David Marnane seemed to have had the same near-miss: his Ascot plot, Jamesie (2nd 16-1), just missed out on landing me a Friday jackpot, racing alone down the stands’ rail, but 24 hours later Marnane was the Dandy Boy (won 33-1) in the Wokingham. Brilliant man!

CEILING KITTY, HOYAM: With the low draw doing best, Ceiling Kitty (in 5) bagged the Queen Mary for Tom Dascombe but, despite only one modest-maiden run, Hoyam stepped up, finishing like the proverbial train for Michael Bell from the stands’-side stall 17.

MOST IMPROVED, POWER: We’ll listen to Manton next time.

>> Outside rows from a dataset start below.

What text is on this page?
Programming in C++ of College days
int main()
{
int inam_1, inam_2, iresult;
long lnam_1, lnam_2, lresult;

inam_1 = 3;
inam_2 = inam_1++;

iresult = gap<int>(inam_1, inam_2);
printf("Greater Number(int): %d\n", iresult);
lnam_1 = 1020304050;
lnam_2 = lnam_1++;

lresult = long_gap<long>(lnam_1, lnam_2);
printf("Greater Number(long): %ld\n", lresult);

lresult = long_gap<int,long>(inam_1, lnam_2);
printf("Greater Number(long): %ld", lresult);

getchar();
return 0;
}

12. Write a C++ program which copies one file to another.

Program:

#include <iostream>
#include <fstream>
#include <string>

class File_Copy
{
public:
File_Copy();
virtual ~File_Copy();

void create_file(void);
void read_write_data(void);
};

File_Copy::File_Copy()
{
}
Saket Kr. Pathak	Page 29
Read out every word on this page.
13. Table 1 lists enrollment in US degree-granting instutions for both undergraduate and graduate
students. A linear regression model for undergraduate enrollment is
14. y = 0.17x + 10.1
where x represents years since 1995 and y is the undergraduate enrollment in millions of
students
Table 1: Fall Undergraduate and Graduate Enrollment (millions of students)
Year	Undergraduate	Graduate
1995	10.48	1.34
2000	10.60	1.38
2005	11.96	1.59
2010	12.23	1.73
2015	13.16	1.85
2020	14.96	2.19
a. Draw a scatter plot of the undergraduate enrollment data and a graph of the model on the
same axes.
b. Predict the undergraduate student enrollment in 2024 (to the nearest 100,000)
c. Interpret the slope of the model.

Brian ‘matador’ Meehan was so bullish about Most Improved before the Guineas (withdrawn, slight injury) that we should have lumped on for the St James’ Palace Stakes (at least I had him in my Ten To Follow).

The Ballydoyle flop, Power, is not to be trusted until we know the reason for his in-and-out performances.

PRINCE OF JOHANNE: Defied the stats – that he was too old at six for the Royal Hunt Cup – and defied the handicapper, up 9lb on his Cambridgeshire success. Another fine ride by John Fahy.

SO YOU THINK: Has been ridden wrongly in the past – for stamina – whereas he is now revealed as a speed horse, which wasn’t too difficult to appreciate Aidan (!) since he was fast enough in his younger days to win over 7f (you’re after-timing, Daqman; wasn’t he one of your lays!).

SOLE POWER, WIZZ KID: Drawn on the wrong side (high) in the Kings Stand, with stalls 7, 8, 3, 6 and 10 taking five of the first six places, Sole Power (22) ran a superb race to finish third, while Wizz Kid (lay too far out of his ground, hampered when making forward move) should not be written off after an uninspired ride from stall 15.

BET 7pts win (nap) ROBEMAKER (3.10 Pontefract)
BET 4pts win GLEN’S DIAMOND (3.40 Pontefract)
BET 3.8pts win MY ARCH and 2.7pts win DESCARO (4.10 Pontefract)

* Daqman’s selections are backed to win 20 points so, if you divide 20 by his stake, you know the Betdaq offer taken at the time of writing.